Yoox’s main problem: It’s essentially a clearance luxury warehouse. Their model is better than the old flash sales sites of the early 2010s (think: Gilt), but, says Luca “there is a risk that luxury brands decide to move away from the more visible online off-price channel and manage their own discounting.”

Net-a-Porter’s main problem: It’s basically an aggregator that mirrors department stores. This served brands well for some time when “when luxury goods brands knew little about online, were avoiding the channel and had little in the way of in-house capabilities.” But as brands now have the ability to handle these operations themselves, Net-a-Porter’s position — and necessity — continues to look tenuous.

Why Farfetch represents the future: For starters, it aggregates, but — crucially — holds no inventory itself. It’s essentially a consumer-facing discovery and fulfillment network for boutiques.

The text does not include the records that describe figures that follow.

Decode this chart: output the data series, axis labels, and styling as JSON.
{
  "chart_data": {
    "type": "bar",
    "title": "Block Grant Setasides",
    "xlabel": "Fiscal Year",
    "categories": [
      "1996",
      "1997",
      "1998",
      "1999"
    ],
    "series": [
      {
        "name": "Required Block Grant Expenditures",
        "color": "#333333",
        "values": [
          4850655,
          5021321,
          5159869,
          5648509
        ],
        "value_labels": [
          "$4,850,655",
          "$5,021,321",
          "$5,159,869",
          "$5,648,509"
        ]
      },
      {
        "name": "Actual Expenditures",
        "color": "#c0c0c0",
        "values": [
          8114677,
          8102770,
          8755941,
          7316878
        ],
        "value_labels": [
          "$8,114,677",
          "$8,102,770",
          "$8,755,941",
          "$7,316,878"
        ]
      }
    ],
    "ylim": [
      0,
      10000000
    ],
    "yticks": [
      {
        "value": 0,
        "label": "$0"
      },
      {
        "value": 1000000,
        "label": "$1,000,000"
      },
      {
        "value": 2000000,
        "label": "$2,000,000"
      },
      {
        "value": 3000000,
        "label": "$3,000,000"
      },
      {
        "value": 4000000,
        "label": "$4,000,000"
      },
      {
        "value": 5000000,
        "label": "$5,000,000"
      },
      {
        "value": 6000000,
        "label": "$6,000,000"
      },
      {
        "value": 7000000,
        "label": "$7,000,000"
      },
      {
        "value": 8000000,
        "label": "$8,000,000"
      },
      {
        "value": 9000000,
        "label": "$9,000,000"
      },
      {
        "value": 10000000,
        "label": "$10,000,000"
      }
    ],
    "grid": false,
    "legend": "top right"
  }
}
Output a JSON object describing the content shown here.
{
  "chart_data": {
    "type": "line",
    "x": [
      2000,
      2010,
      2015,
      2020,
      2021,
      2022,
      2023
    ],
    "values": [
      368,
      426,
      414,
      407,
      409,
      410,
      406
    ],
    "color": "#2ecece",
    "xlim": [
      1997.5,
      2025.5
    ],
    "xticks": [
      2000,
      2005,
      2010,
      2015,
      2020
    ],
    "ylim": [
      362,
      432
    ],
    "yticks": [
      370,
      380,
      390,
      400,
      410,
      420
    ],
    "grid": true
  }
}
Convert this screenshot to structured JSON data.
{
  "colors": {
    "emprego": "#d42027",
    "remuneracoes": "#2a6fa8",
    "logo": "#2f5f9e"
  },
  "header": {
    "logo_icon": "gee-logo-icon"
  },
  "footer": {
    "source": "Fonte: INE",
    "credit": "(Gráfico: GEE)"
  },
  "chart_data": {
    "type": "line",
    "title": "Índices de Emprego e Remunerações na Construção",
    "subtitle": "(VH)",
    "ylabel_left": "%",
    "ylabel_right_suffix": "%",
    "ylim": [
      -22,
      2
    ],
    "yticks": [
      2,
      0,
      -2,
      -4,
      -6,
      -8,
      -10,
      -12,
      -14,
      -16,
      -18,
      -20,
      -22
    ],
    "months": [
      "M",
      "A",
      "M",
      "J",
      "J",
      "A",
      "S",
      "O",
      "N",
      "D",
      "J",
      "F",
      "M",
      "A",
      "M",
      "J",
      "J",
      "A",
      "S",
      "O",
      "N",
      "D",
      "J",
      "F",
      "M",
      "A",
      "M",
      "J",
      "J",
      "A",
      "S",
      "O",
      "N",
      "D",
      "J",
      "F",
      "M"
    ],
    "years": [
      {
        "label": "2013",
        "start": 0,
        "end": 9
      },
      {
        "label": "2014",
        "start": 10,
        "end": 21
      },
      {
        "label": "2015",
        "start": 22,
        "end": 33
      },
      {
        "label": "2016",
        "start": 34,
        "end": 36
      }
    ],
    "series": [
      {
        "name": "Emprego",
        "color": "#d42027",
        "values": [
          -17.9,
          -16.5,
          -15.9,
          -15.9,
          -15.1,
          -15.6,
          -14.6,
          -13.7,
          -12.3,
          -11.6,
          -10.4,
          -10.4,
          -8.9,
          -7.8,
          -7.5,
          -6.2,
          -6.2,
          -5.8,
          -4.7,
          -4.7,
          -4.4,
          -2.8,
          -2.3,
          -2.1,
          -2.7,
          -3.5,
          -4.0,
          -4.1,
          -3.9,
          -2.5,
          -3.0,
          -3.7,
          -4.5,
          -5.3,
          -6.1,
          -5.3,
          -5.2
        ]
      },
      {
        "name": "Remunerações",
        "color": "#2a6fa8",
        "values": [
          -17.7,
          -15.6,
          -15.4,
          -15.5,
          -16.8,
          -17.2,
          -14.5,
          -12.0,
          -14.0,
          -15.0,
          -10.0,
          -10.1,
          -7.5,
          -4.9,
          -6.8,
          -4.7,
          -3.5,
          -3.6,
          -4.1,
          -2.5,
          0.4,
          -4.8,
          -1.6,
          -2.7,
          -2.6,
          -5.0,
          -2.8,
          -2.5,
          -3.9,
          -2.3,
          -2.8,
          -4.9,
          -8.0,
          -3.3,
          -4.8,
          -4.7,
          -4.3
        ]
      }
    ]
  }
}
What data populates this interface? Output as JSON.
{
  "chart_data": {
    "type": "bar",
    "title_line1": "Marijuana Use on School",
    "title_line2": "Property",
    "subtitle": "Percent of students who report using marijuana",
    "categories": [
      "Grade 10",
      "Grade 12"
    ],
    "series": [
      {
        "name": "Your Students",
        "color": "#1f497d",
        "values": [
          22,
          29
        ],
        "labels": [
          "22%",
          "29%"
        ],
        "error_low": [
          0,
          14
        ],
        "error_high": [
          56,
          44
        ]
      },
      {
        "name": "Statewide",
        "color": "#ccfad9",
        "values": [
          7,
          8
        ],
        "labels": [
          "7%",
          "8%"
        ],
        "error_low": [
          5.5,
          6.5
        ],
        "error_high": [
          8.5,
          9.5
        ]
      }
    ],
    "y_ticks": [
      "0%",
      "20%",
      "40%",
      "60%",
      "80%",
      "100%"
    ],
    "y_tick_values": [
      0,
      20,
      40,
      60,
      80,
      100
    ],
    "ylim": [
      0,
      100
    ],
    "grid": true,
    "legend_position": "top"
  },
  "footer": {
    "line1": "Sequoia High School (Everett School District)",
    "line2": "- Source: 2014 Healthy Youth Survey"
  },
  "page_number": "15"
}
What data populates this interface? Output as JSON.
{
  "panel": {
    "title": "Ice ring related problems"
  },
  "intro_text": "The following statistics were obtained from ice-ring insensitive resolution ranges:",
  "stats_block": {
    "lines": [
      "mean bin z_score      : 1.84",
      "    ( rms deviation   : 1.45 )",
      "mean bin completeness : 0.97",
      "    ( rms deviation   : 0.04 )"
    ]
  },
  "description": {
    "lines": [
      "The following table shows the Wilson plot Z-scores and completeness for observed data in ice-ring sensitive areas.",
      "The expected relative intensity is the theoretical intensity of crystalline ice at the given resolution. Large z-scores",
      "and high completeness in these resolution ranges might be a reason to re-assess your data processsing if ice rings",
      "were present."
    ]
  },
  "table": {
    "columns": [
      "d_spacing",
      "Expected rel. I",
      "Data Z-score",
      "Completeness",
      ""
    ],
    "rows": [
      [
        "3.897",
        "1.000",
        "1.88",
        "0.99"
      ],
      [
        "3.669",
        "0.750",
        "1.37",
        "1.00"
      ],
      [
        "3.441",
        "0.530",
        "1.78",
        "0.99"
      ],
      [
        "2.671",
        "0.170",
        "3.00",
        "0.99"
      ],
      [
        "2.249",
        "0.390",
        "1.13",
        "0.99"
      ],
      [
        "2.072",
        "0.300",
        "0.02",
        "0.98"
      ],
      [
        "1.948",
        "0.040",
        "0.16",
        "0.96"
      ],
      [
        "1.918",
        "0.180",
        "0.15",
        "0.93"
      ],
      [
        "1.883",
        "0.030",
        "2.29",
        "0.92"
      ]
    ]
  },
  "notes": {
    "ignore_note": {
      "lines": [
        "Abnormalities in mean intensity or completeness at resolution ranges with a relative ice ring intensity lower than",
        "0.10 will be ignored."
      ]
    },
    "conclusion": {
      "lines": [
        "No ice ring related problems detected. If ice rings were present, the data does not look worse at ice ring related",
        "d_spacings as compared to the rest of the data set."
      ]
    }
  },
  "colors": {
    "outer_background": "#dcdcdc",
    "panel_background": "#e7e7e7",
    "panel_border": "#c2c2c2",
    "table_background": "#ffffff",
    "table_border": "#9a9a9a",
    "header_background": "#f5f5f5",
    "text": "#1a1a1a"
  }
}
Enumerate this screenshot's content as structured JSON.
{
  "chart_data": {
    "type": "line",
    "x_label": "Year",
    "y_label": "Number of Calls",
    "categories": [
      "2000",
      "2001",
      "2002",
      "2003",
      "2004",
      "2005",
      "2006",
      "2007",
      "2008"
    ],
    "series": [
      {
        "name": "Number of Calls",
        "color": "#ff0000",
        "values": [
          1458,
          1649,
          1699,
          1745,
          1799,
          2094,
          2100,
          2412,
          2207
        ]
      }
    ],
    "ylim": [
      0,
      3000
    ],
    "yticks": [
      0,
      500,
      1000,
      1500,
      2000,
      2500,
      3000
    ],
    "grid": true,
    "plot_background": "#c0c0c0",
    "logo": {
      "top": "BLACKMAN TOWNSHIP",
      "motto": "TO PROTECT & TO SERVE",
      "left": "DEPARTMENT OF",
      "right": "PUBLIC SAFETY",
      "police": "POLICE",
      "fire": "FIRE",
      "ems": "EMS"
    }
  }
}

The advantages with this are remarkable: 

  1. Just as good for shoppers. “For the customer, there is very little immediate difference between using the Farfetch platform and the Net-a-porter platform.”
  2. A wider selection. “[B]y partnering with boutiques — currently more than 400 — Farfetch is able to offer a wider selection of brands.”
  3. Low cost for bringing on new boutiques. “With no inventory to manage, the cost of bringing new boutiques on board is minimal, restricted essentially to image processing and data mapping.”
  4. A good deal for the retailers too. “For the boutiques, the advantage is incremental sales, without any risk of online cannibalisation, and potentially more customers through their doors as it is possible to collect or return goods ordered via Farfetch at its partners’ physical stores. Crucially, orders placed through Farfetch bring incremental profit at a handsome margin.”

Most encouraging note on Farfetch: “[T]he company is growing at 60 percent per year and looks to be on course to overtake Net-a-Porter as the largest online aggregator within 24 months.”

Most chilling note on Yoox NAP: “[It’s] ceding market share. . . . [and] a time when the company is having to manage its challenging merger, we fear Yoox Net-a-Porter risks being left behind by the industry’s changes.”